Now the same car has at the Detroit Auto Show. Another cog in the socialist-scientist plot reveals itself.
Life Not In Ohio
University of Michigan Athletic Director David Brandon has been flying around the country looking to hire a new football coach while crazed fans (not me, of course -- ha ha!) seize on every scrap of information, including tracking his private plane. For his return trip to Ann Arbor last night, look at what state his plane went out of its way to avoid:
Smart man. You never went to be in, or even above, Ohio, if you can possibly avoid it.
January 10, 2011
Constitutionalism For Me, Not For Thee
Rick Hertzberg quotes Alexander Hamilton arguing against a supermajority requirement:
What he was attacking was the premise that would one day underlie the McConnell-era filibuster—the notion that a legislature should routinely require supermajority approval for any action to be taken. For one thing,
To give a minority a negative upon the majority (which is always the case where more than a majority is requisite to a decision), is, in its tendency, to subject the sense of the greater number to that of the lesser.
That’s bad enough in itself, but it becomes positively dangerous in times of serious trouble:
In those emergencies of a nation, in which the goodness or badness, the weakness or strength of its government, is of the greatest importance, there is commonly a necessity for action. The public business must, in some way or other, go forward. If a pertinacious minority can control the opinion of a majority, respecting the best mode of conducting it, the majority, in order that something may be done, must conform to the views of the minority; and thus the sense of the smaller number will overrule that of the greater, and give a tone to the national proceedings. Hence, tedious delays; continual negotiation and intrigue; contemptible compromises of the public good. And yet, in such a system, it is even happy when such compromises can take place: for upon some occasions things will not admit of accommodation; and then the measures of government must be injuriously suspended, or fatally defeated. It is often, by the impracticability of obtaining the concurrence of the necessary number of votes, kept in a state of inaction. Its situation must always savor of weakness, sometimes border upon anarchy.
It's clear that the Constitution specified a few key areas where a supermajority would be required -- treaties, overriding vetoes, and Constitutional amendments -- with the obvious understanding that other votes would be conducted by majority rules. The filibuster simply evolved due to the imprecision of Senate rules.
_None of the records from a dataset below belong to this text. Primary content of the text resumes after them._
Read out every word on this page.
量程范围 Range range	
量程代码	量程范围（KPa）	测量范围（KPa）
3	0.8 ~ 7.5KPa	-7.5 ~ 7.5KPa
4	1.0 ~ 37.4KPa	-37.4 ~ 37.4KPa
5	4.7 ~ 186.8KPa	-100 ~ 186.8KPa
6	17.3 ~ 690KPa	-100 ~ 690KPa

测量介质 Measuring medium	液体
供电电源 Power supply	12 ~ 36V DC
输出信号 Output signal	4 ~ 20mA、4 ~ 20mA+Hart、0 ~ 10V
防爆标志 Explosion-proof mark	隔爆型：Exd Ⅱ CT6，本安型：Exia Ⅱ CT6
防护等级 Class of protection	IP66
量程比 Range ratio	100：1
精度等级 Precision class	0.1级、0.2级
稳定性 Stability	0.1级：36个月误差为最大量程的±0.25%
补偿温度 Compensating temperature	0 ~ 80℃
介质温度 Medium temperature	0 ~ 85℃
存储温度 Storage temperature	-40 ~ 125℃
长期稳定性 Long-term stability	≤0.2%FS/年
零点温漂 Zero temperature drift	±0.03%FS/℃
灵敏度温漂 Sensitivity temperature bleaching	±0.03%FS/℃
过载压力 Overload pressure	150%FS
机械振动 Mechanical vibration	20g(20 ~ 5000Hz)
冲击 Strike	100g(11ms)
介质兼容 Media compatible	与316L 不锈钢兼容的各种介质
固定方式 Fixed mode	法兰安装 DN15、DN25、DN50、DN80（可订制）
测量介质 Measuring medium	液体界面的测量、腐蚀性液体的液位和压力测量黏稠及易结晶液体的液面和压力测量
It's interesting, given the right's newfound interest in hewing to the spirit of the Constitution. There are two key ways in which parts of the government have usurped power in clear violation of the intent of the Constitution. One is the filibuster. Another is the enormous war-making power of the president, who the Constitution clearly intended to constrain from initiating conflict without congressional approval. Somehow conservatives show no interest in restoring constitutionalism in either area.
Justice Delayed
Three years in prison for Tom DeLay.
I bet he comes out of this advocating prison reform. It's a cause that badly needs more high-profile conservative advocates.
Again, Right Wing Extremism Is A Problem, But It Isn't This Problem
Good point by Brendan Nyhan:
People have been having a hard time holding two ideas in their head at the same time:
1. What Paul Krugman calls "eliminationist rhetoric" is bad.
2. Contrary to his suggestion, there is no evidence that such rhetoric caused Saturday's events. Even if such evidence is later found, it would not justify the evidence-free claims that have been made in the last 48 hours.
I wrote, "I don't believe that analogizing politics to combat encourages anybody, even the mentally ill, to take up violence. People use metaphors like this in all aspects of daily life -- sports, business, dating, and on and on." Rich Lowry pulls out a recent example:
Guns do kill people. But gun metaphors don't.